Backward result in pytorch

I am trying to calculate Jacobian matrix of high-dimension tensor using backward function in Pytorch.
I have my test code below:

    t1 = torch.tensor([1.], requires_grad=True)
    t2 = torch.tensor([
        [0.1, 0.2, 0.3],
        ], requires_grad=True)

    tr = t1 + t2
    tr.backward(torch.tensor([
        [1., 0., 0.],
    ]))

    print(t1.grad.data)
    print("=======================")
    print(t2.grad.data)

And the result is here:

tensor([1.])
=======================
tensor([[1., 0., 0.]])

Why the shape of dtr/dt1 is not (3,1)?

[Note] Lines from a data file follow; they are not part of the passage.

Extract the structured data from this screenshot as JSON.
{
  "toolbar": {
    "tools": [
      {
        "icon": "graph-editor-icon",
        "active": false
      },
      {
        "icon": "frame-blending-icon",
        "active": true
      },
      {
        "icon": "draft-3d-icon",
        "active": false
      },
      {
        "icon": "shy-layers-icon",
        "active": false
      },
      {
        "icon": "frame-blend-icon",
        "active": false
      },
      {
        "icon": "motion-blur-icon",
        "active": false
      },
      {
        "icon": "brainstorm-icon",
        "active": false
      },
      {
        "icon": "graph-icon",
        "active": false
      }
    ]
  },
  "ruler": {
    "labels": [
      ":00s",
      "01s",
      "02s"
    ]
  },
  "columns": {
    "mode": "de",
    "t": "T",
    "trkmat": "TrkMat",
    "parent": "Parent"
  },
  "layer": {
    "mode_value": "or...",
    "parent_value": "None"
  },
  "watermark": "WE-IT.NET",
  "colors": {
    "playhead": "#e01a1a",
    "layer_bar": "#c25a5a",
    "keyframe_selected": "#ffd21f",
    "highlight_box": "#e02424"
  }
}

Why its shape is (1)?

t1.grad will have the shape same as t1. That’s true for any tensor in general, its grad’s shape will be same as its own shape.

And gradient will be sumed to grad of leaf node?
For example now t2’s shape is (2,3), and grad of t1 become [2.]

    t1 = torch.tensor([1.], requires_grad=True)
    t2 = torch.tensor([
        [0.1, 0.2, 0.3],
        [0.4, 0.5, 0.6]
        ], requires_grad=True)

    tr = t1 + t2
    tr.backward(torch.tensor([
        [1., 0., 0.],
        [1., 0., 0.]
    ]))

    print(t1.grad.data)
    print("=======================")
    print(t2.grad.data)
tensor([2.])
=======================
tensor([[1., 0., 0.],
        [1., 0., 0.]])

Hi, yes.
Unless you use zero_grad, gradients in PyTorch are accumulated by default.

1 Like

Did you mean interface like optimizer.zero_grad() or t.grad().zero_()? But What if my backward is an one pass operation?
I mean for code below, it’s better that the gradient of t1 is ([1.]), though t1 actually contributes to two
independent elements in t2. Because in many cases, different index of tensor are independent or parallel for calculation.

    t1 = torch.tensor([1.], requires_grad=True)
    t2 = torch.tensor([
        [0.1, 0.2, 0.3],
        [0.4, 0.5, 0.6]
        ], requires_grad=True)

    tr = t1 + t2
    tr.backward(torch.tensor([
        [1., 0., 0.],
        [1., 0., 0.]
    ]))

    print(t1.grad.data)
    print("=======================")
    print(t2.grad.data)

Both t1.grad.zero_() and optimizer.zero_grad() will zero out the gradient.
If you don’t call any of those then t1.grad would accumulate over backward passes. If you have just 1 backward pass then t1.grad would be just the gradient for that 1 backward pass. If you call backward again (without zeroing out the grad) then t1.grad would be the old value plus the new value and so on.